Geochemical and petrographic evaluation of hydrous pyrolysis experiments on core plugs of Lower Toarcian Posidonia Shale: Comparison of artificial and natural thermal maturity series

Semi-closed hydrous pyrolysis (HP) of whole-rock cuboids is a relatively novel technique aimed at improving the knowledge of the geochemical and petrographic alteration of petroleum source rocks. This study evaluates the comparability of observations on petroleum generation and migration in a natural maturation sequence and after HP in the same source rock. Two artificially matured samples of the Lower Jurassic (Toarcian) Posidonia Shale from the Hils Syncline (Lower Saxony Basin) were subjected to 24 h-HP experiments at 280 °C, 300 °C, 320 °C, 330 °C and 340 °C. The samples were subsequently analyzed with respect to changes in Rock-Eval pyrolysis parameters, molecular organic geochemistry, and organic petrography. After HP at 280 °C and 300 °C, organic geochemical composition and organic petrographic characterization show only minor changes. Significant geochemical and petrological changes occur at 320 °C: Tasmanales and Leiosperidales phytoclasts show weakened fluorescence and volume loss, accompanied by a pronounced decrease in the Rock-Eval S2 yield of the sample, indicating conversion of kerogen to petroleum products. Optical changes are even more pronounced at 330 °C and 340 °C, when very high transformation ratios are reached, exceeding those under natural conditions. The majority of aliphatic molecular geochemical proxies for thermal maturation show systematic changes with increasing vitrinite reflectance, similar to maturation trends observed in the natural maturation sequence.
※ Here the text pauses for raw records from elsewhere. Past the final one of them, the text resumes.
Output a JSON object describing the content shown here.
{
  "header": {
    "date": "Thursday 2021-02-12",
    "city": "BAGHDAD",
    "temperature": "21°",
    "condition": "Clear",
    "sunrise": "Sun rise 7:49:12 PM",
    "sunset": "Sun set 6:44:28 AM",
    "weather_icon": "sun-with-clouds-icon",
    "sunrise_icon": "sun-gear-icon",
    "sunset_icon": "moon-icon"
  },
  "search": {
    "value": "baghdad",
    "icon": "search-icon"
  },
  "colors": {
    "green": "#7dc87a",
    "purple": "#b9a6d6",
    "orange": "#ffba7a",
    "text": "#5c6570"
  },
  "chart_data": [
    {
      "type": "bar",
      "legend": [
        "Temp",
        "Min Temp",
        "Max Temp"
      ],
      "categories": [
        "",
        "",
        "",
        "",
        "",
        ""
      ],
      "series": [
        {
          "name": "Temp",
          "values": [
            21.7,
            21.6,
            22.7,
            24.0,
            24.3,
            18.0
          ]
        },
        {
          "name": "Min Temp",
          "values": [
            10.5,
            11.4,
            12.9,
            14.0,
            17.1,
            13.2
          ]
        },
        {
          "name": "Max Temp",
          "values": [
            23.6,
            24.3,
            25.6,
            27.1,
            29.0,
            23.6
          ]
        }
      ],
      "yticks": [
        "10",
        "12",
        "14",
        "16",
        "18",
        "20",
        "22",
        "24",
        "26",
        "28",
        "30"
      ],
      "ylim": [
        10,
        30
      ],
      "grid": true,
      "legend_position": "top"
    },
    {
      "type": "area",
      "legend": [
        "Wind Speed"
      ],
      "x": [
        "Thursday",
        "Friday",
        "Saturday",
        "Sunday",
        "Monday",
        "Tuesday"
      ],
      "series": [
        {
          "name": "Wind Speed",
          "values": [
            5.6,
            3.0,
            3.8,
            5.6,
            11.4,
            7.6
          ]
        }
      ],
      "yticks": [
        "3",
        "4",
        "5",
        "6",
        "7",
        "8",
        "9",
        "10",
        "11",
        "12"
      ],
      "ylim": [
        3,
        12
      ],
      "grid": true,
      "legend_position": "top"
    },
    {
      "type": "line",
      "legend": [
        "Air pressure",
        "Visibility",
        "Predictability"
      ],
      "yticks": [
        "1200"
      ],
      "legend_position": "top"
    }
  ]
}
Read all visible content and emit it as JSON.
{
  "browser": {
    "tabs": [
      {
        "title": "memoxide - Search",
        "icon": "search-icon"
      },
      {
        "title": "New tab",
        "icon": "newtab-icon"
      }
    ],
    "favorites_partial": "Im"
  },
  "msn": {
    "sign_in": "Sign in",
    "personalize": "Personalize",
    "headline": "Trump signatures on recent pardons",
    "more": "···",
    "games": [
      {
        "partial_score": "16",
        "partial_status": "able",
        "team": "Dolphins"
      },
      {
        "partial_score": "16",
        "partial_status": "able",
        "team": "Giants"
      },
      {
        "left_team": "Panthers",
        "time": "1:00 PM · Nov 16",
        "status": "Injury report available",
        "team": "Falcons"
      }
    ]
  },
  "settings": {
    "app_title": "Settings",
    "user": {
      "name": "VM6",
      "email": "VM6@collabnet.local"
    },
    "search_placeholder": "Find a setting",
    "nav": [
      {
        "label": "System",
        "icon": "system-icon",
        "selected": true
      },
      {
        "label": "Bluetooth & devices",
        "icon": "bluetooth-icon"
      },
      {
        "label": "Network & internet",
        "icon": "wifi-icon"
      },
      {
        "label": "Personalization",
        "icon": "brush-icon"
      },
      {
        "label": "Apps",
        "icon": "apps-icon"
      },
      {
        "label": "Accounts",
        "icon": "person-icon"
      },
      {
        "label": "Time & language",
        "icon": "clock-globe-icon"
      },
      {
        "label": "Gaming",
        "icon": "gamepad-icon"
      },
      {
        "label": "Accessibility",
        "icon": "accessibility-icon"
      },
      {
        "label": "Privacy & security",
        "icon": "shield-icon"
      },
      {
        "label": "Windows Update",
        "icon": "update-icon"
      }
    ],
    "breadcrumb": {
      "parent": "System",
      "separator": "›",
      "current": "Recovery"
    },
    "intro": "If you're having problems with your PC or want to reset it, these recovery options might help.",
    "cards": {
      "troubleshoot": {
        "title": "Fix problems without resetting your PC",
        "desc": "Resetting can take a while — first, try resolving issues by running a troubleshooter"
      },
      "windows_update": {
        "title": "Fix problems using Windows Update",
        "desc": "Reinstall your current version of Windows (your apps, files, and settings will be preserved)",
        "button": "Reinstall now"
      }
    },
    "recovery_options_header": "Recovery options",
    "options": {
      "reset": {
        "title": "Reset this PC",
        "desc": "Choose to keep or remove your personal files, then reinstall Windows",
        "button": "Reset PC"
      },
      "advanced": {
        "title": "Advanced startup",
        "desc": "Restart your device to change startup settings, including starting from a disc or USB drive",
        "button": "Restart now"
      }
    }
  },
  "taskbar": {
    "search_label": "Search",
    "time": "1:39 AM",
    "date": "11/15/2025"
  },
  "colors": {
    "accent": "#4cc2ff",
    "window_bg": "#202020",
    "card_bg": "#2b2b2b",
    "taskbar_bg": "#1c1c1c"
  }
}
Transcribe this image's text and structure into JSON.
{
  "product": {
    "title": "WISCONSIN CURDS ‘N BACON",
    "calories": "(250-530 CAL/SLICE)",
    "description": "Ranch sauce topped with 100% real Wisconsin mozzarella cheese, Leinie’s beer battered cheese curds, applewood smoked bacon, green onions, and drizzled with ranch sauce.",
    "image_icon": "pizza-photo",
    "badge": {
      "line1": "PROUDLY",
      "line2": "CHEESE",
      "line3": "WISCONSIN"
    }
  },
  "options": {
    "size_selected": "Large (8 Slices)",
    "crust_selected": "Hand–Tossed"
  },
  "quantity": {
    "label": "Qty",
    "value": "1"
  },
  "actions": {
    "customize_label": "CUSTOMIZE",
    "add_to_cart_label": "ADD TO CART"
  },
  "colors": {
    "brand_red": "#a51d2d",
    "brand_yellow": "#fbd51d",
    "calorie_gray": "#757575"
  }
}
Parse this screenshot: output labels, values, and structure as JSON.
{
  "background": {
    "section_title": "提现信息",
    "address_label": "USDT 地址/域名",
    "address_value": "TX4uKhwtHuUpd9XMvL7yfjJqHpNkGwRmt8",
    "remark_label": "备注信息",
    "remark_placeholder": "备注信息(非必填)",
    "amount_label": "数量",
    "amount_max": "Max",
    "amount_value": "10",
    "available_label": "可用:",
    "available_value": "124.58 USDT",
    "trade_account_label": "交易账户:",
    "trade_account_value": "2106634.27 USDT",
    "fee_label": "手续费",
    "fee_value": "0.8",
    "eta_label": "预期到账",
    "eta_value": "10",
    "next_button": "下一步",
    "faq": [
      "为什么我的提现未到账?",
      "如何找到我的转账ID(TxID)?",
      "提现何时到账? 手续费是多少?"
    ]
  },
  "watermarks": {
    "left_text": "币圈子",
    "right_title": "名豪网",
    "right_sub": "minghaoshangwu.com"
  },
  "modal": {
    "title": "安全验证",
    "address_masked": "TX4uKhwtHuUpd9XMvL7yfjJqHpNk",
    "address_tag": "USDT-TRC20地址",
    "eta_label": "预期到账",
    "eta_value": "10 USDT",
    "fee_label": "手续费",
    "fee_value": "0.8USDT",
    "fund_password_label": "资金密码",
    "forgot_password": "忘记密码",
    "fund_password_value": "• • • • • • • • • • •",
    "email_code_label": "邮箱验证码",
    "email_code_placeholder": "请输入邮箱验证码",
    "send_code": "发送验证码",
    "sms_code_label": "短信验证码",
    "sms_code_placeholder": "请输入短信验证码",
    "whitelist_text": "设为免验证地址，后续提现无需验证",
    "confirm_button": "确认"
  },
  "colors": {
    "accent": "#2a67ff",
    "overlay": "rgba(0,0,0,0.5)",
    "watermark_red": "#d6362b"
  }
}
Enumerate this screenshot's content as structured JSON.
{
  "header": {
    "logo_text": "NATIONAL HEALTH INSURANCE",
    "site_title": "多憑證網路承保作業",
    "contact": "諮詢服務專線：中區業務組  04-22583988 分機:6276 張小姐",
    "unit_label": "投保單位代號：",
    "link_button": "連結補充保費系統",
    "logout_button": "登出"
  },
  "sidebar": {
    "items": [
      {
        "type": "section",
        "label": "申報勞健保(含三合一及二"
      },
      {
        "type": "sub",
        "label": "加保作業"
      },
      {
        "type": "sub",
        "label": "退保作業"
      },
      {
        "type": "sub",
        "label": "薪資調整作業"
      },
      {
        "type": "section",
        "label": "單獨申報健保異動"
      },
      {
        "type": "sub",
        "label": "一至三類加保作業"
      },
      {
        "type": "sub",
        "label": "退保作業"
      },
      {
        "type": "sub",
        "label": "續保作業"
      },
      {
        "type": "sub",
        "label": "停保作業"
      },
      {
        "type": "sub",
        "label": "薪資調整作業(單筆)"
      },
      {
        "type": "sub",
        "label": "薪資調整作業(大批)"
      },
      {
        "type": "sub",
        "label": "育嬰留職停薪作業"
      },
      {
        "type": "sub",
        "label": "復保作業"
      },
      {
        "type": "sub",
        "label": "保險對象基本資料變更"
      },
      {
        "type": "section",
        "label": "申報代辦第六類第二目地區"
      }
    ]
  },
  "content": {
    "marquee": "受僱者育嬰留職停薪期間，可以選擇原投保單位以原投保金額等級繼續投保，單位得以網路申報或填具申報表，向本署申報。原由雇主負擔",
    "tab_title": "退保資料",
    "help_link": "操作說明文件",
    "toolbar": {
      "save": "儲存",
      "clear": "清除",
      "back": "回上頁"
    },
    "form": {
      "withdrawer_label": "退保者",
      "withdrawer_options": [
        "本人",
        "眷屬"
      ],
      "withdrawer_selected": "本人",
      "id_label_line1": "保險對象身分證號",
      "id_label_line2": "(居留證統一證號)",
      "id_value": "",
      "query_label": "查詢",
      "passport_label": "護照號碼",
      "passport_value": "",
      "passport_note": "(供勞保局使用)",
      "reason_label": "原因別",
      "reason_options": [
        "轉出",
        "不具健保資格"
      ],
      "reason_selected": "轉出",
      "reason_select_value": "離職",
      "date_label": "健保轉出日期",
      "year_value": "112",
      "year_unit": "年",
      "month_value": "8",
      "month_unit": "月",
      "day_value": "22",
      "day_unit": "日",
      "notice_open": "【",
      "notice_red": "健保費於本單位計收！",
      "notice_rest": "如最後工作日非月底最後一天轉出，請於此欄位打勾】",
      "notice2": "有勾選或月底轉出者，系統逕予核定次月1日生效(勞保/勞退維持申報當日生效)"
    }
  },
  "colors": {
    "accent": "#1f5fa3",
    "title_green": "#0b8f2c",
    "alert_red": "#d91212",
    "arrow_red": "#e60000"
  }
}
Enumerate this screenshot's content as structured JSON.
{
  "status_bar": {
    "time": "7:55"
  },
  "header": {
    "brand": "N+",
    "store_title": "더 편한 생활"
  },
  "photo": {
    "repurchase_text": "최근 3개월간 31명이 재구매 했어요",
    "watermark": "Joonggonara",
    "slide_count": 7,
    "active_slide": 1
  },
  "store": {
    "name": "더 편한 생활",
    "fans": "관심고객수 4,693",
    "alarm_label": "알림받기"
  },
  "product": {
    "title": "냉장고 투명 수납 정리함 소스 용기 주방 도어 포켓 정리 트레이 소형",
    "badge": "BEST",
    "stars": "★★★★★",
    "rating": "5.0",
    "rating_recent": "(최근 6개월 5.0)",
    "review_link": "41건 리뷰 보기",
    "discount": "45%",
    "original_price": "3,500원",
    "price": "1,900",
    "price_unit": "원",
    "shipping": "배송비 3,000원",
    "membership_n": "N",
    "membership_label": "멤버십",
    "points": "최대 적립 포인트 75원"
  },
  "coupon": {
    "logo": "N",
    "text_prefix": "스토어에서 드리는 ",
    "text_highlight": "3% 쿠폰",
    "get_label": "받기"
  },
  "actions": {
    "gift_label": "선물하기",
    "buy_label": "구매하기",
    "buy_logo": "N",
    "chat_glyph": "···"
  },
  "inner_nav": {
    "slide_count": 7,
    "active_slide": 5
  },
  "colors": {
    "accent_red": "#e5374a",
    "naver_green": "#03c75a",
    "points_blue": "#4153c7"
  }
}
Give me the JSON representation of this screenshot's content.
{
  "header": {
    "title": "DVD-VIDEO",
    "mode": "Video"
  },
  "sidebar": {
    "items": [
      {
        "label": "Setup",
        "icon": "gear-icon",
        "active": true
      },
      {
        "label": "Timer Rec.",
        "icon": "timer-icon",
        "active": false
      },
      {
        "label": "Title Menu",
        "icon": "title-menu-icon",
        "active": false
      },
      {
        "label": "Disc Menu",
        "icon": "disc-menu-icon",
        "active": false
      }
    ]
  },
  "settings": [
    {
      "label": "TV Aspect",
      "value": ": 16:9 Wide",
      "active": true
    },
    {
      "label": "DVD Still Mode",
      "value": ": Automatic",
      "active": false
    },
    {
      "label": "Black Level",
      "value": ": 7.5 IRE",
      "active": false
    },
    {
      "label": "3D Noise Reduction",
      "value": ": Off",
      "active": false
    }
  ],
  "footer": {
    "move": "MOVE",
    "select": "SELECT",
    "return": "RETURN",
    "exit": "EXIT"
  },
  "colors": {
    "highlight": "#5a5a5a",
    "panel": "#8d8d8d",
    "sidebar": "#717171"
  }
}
However, some hopanoid thermal maturity proxies (e.g. moretane/C₃₀ hopane) show unexpected inverse trends, whereas aromatic hydrocarbon ratios hardly change with increasing HP temperatures. These observations suggest that the reactions leading to changes in these parameters require considerably more time than CC bond breaking (cracking) within the kerogen structure. A large part of the organic carbon remaining in the cuboids after HP at 330 °C and 340 °C is soluble in dichloromethane and should, therefore, be classified as bitumen rather than kerogen.